Wednesday, January 15, 2020

Connect the little to the big always


WHILE it’s true that we have to take care of the little
things in our life, we should not forget that we are not meant to get
detained there. We should always relate the little ordinary things in
our life to the big and ultimate purpose of our life.
  
            Christ himself somehow referred to this point when he
said, “Whoever is faithful with very little will also be faithful with
much, and whoever is dishonest with very little will also be dishonest
with much.” (Lk 16,10)
  
            With those words, Christ somehow was relating and
connecting the little with the big things in life. That is what we
should always do. We should avoid getting entangled and lost in the
little things and forgetting the big and more important things in our
life.
  
            More specifically, we should not mistake the means for the
end. Otherwise, we would also receive the accusation Christ addressed
to the Pharisees and some leading Jews of his time, who were entangled
with their own ideas of what is right and wrong without referring them
to God.
  
            “Woe to you, scribes and Pharisees,” he said, “you pay
tithes of mint, dill and cumin, but you have disregarded the weightier
matters of the law: justice, mercy, and faithfulness. You should have
practiced the latter, without neglecting the former. You blind guides!

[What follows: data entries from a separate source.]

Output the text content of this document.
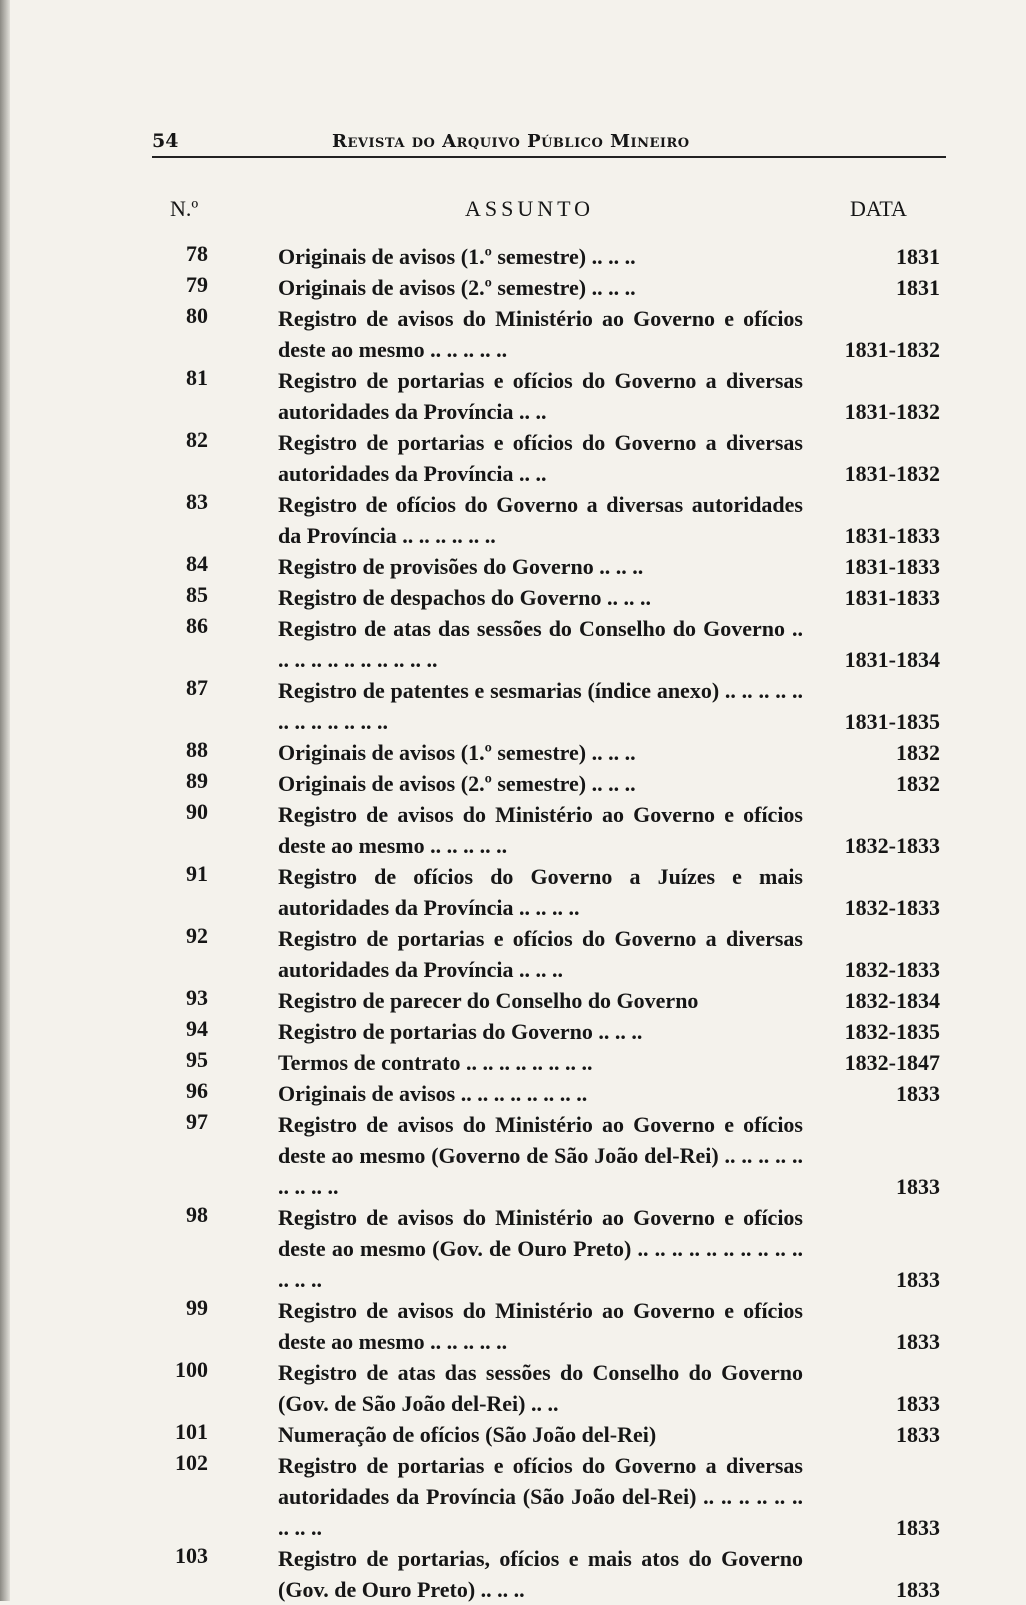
54	Revista do Arquivo Público Mineiro
N.º	ASSUNTO	DATA
78	Originais de avisos (1.º semestre) .. .. ..	1831
79	Originais de avisos (2.º semestre) .. .. ..	1831
80	Registro de avisos do Ministério ao Governo e ofícios deste ao mesmo .. .. .. .. ..	1831-1832
81	Registro de portarias e ofícios do Governo a diversas autoridades da Província .. ..	1831-1832
82	Registro de portarias e ofícios do Governo a diversas autoridades da Província .. ..	1831-1832
83	Registro de ofícios do Governo a diversas autoridades da Província .. .. .. .. .. ..	1831-1833
84	Registro de provisões do Governo .. .. ..	1831-1833
85	Registro de despachos do Governo .. .. ..	1831-1833
86	Registro de atas das sessões do Conselho do Governo .. .. .. .. .. .. .. .. .. .. ..	1831-1834
87	Registro de patentes e sesmarias (índice anexo) .. .. .. .. .. .. .. .. .. .. .. ..	1831-1835
88	Originais de avisos (1.º semestre) .. .. ..	1832
89	Originais de avisos (2.º semestre) .. .. ..	1832
90	Registro de avisos do Ministério ao Governo e ofícios deste ao mesmo .. .. .. .. ..	1832-1833
91	Registro de ofícios do Governo a Juízes e mais autoridades da Província .. .. .. ..	1832-1833
92	Registro de portarias e ofícios do Governo a diversas autoridades da Província .. .. ..	1832-1833
93	Registro de parecer do Conselho do Governo	1832-1834
94	Registro de portarias do Governo .. .. ..	1832-1835
95	Termos de contrato .. .. .. .. .. .. .. ..	1832-1847
96	Originais de avisos .. .. .. .. .. .. .. ..	1833
97	Registro de avisos do Ministério ao Governo e ofícios deste ao mesmo (Governo de São João del-Rei) .. .. .. .. .. .. .. .. ..	1833
98	Registro de avisos do Ministério ao Governo e ofícios deste ao mesmo (Gov. de Ouro Preto) .. .. .. .. .. .. .. .. .. .. .. .. ..	1833
99	Registro de avisos do Ministério ao Governo e ofícios deste ao mesmo .. .. .. .. ..	1833
100	Registro de atas das sessões do Conselho do Governo (Gov. de São João del-Rei) .. ..	1833
101	Numeração de ofícios (São João del-Rei)	1833
102	Registro de portarias e ofícios do Governo a diversas autoridades da Província (São João del-Rei) .. .. .. .. .. .. .. .. ..	1833
103	Registro de portarias, ofícios e mais atos do Governo (Gov. de Ouro Preto) .. .. ..	1833
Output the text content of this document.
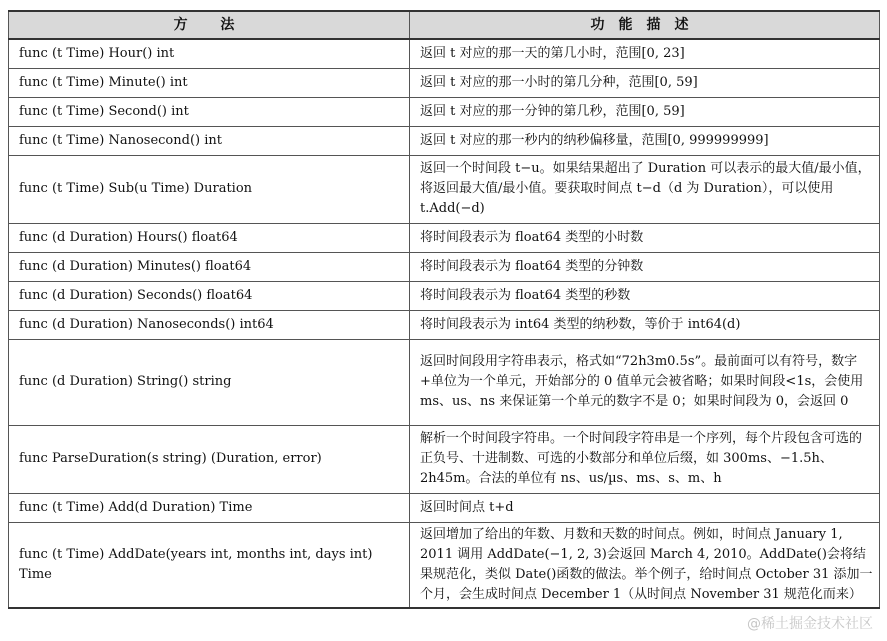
方 法	功能描述
func (t Time) Hour() int	返回 t 对应的那一天的第几小时，范围[0, 23]
func (t Time) Minute() int	返回 t 对应的那一小时的第几分种，范围[0, 59]
func (t Time) Second() int	返回 t 对应的那一分钟的第几秒，范围[0, 59]
func (t Time) Nanosecond() int	返回 t 对应的那一秒内的纳秒偏移量，范围[0, 999999999]
func (t Time) Sub(u Time) Duration	返回一个时间段 t−u。如果结果超出了 Duration 可以表示的最大值/最小值，将返回最大值/最小值。要获取时间点 t−d（d 为 Duration），可以使用 t.Add(−d)
func (d Duration) Hours() float64	将时间段表示为 float64 类型的小时数
func (d Duration) Minutes() float64	将时间段表示为 float64 类型的分钟数
func (d Duration) Seconds() float64	将时间段表示为 float64 类型的秒数
func (d Duration) Nanoseconds() int64	将时间段表示为 int64 类型的纳秒数，等价于 int64(d)
func (d Duration) String() string	返回时间段用字符串表示，格式如“72h3m0.5s”。最前面可以有符号，数字+单位为一个单元，开始部分的 0 值单元会被省略；如果时间段<1s，会使用 ms、us、ns 来保证第一个单元的数字不是 0；如果时间段为 0，会返回 0
func ParseDuration(s string) (Duration, error)	解析一个时间段字符串。一个时间段字符串是一个序列，每个片段包含可选的正负号、十进制数、可选的小数部分和单位后缀，如 300ms、−1.5h、2h45m。合法的单位有 ns、us/µs、ms、s、m、h
func (t Time) Add(d Duration) Time	返回时间点 t+d
func (t Time) AddDate(years int, months int, days int) Time	返回增加了给出的年数、月数和天数的时间点。例如，时间点 January 1, 2011 调用 AddDate(−1, 2, 3)会返回 March 4, 2010。AddDate()会将结果规范化，类似 Date()函数的做法。举个例子，给时间点 October 31 添加一个月，会生成时间点 December 1（从时间点 November 31 规范化而来）
@稀土掘金技术社区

You strain out a gnat but swallow a camel.” (Mt 23,23-24)
  
            This anomaly can happen to us when in our confessions, for
example, we accuse ourselves only of our failures to do our prayers,
to offer sacrifices, to attend some daily Masses, etc., without
mentioning how we have fared in our graver duty to do apostolate, to
Christianize our work and society in general, to reach out to the poor
and the needy, to be forgiving of others who may have wronged us, etc.
  
            This is not to say that our prayers, sacrifices, recourse
to the sacraments, etc., are not important. They are, and they should
not be regarded as optional, as a matter of fact. They are
indispensable too.
  
            But if our failures in this department do not have the
corresponding effects on the more important aspects of Christian life,
there is reason to think that we are just mistaking the means for the
end, the material for the spiritual, the temporal for the eternal, the
natural for the supernatural.
  
            We need to wake up from this anomaly, because like the
Pharisees and the scribes of old, we could justly be accused by Christ
to be hypocrites. And actually, many people today can also see that.
We would simply be caring of the externals without the internal, the
form and appearance without the substance.
   
            The example we can give to others would show a certain
hollowness and artificiality. And many people can detect that quite
easily, because this phenomenon, sad to say, is getting common. Thus,
we can expect people to be turned off by what they see in us.
  
            They are now more familiar with how hypocrisy and
artificiality look, how they sound, how they smell. They are now more
skilled in sifting our words from our deeds, the image from the real
McCoy. They can easily verify the authenticity of our words and
actions.
  
            To be able to connect the little things to the big,
important things in our life is, of course, no easy task. It requires
training, effort, self-discipline. It will always need God’s grace
which we should always ask.
  
            And given our human condition where our development
involves different stages, let us hope that we do not remain in the
kindergarten level in this respect, in the amateur and dilettante
level. We have to aim at nothing less than the mature and professional
level, where a certain consistency or unity of life that is rooted on
God’s grace and on our constant effort, is achieved.